The Signal chat app works with the same encryption. If you have read the previous blog, you will see that the difference between WhatsApp and Signal is in the metadata that surrounds it.
Telegram: not encrypted
About Telegram: Also a popular chat program. Telegram was created by Pavel Durov, originally a Russian. He does not live in Russia, in fact: he is no longer even allowed to enter Russia by the government. Read more about Pavel Durov . here. He created this chat app with his brother. The headquarters are in Berlin and the company is more German than Russian. The European guidelines also apply to Telegram. But with Telegram, the traffic is not encrypted by default. The server can read it there. A message from me to Telegram is encrypted, and from Telegram to Jelte it is also encrypted. But the message itself is not encrypted. So Telegram’s server can read along with your messages by default.

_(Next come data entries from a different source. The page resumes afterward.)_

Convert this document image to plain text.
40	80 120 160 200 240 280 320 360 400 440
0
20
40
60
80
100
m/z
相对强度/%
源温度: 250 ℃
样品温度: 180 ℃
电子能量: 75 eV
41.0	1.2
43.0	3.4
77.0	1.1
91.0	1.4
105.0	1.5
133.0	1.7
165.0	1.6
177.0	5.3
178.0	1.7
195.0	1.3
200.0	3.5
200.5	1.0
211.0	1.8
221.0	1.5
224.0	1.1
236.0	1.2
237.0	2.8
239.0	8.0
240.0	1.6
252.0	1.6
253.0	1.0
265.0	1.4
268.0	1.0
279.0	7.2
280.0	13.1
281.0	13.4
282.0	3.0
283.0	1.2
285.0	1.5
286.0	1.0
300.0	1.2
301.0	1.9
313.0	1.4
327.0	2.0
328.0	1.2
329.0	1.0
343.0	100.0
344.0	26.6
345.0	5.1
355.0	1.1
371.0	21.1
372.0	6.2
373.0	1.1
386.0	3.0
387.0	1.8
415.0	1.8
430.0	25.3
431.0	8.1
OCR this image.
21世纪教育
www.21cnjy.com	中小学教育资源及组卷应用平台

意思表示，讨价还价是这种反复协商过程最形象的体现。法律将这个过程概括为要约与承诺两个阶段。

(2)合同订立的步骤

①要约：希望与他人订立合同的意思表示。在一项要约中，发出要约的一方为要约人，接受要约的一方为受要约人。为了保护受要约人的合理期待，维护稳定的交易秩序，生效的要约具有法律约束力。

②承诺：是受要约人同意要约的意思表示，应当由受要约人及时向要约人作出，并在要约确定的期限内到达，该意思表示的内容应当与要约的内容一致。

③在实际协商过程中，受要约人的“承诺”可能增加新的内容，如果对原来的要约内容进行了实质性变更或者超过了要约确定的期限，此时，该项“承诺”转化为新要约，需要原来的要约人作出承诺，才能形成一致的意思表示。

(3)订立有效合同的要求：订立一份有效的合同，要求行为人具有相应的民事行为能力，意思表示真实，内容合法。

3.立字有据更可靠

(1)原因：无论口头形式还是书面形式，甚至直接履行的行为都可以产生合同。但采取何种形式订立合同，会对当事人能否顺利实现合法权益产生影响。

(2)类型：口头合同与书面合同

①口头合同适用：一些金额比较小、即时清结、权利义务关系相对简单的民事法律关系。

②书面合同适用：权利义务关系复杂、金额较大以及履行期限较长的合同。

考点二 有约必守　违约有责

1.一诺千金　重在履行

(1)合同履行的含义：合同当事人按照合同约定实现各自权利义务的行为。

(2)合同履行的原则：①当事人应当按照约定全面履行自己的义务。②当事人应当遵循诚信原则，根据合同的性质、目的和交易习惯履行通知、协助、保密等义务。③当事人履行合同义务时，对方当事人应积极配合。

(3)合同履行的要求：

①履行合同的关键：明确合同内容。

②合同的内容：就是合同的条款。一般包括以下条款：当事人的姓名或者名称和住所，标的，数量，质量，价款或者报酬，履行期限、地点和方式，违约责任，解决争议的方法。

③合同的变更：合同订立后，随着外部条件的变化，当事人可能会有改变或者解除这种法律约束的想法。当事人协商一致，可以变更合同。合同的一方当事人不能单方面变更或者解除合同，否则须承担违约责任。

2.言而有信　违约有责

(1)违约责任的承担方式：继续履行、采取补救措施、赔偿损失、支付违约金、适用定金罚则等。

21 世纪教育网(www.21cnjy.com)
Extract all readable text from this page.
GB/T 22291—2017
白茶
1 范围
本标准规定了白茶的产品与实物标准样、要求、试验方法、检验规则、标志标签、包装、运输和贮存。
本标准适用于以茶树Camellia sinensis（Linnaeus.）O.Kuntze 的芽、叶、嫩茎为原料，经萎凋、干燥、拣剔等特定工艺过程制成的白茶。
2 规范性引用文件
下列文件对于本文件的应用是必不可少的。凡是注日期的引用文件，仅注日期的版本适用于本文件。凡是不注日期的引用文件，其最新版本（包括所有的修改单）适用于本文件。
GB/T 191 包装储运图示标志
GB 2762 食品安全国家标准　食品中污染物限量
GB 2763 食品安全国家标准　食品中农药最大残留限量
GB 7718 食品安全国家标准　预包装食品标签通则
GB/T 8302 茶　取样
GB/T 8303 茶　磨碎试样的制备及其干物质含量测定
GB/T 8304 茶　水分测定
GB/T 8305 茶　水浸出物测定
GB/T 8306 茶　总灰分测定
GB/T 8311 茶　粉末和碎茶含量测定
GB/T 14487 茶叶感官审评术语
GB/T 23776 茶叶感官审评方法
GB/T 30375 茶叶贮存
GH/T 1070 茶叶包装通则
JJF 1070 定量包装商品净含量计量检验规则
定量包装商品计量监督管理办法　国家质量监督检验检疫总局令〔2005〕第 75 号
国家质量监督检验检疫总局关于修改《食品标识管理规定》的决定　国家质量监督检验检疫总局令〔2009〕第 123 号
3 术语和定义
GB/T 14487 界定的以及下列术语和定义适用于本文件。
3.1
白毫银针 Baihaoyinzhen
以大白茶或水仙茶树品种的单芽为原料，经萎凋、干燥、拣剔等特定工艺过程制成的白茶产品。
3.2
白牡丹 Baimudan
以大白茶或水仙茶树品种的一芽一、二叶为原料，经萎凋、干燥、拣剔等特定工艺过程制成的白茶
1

You can start a secret chat in Telegram, then it is encrypted. But not everyone agrees that this encryption is actually good.
Signal and WhatsApp use a widely used protocol that has been tested several times. Telegram has had its own encryption made, by someone who is not an encryptographer. They think it’s very good, it hasn’t been cracked yet. But that doesn’t mean it’s safe. Telegram is fairly in favor of privacy, the server is located in Germany (a very privacy-minded country). So the messages are certainly not just accessible. If you start a secret chat, it is encrypted. And otherwise it can just be read by Telegram.
But Telegram itself says: it is not encrypted, but it is also not readable. So a bit vague. Our conclusion: we are not sure whether Telegram is secure or not.
Government and end-to-end encryption
You regularly hear in the news about end-to-end encryption. The point is: governments want to be able to monitor criminals. But the moment you (read = the government) allow that, you also allow criminals to watch you. If you weaken encryption for the government, then it is easier for criminals to watch. You basically allow a cop to come right in on you all day long. That’s why you unlock the door. But: then a criminal can always enter…
In addition, the government should only legally be allowed to watch if national security is in danger. So don’t mess with this, Grapperhaus and Wray (director FBI)!
And now?
As a user, you can’t do much about end-to-end encryption yourself. It is offered to you or not. It is purely an aspect of safety, which we want to explain.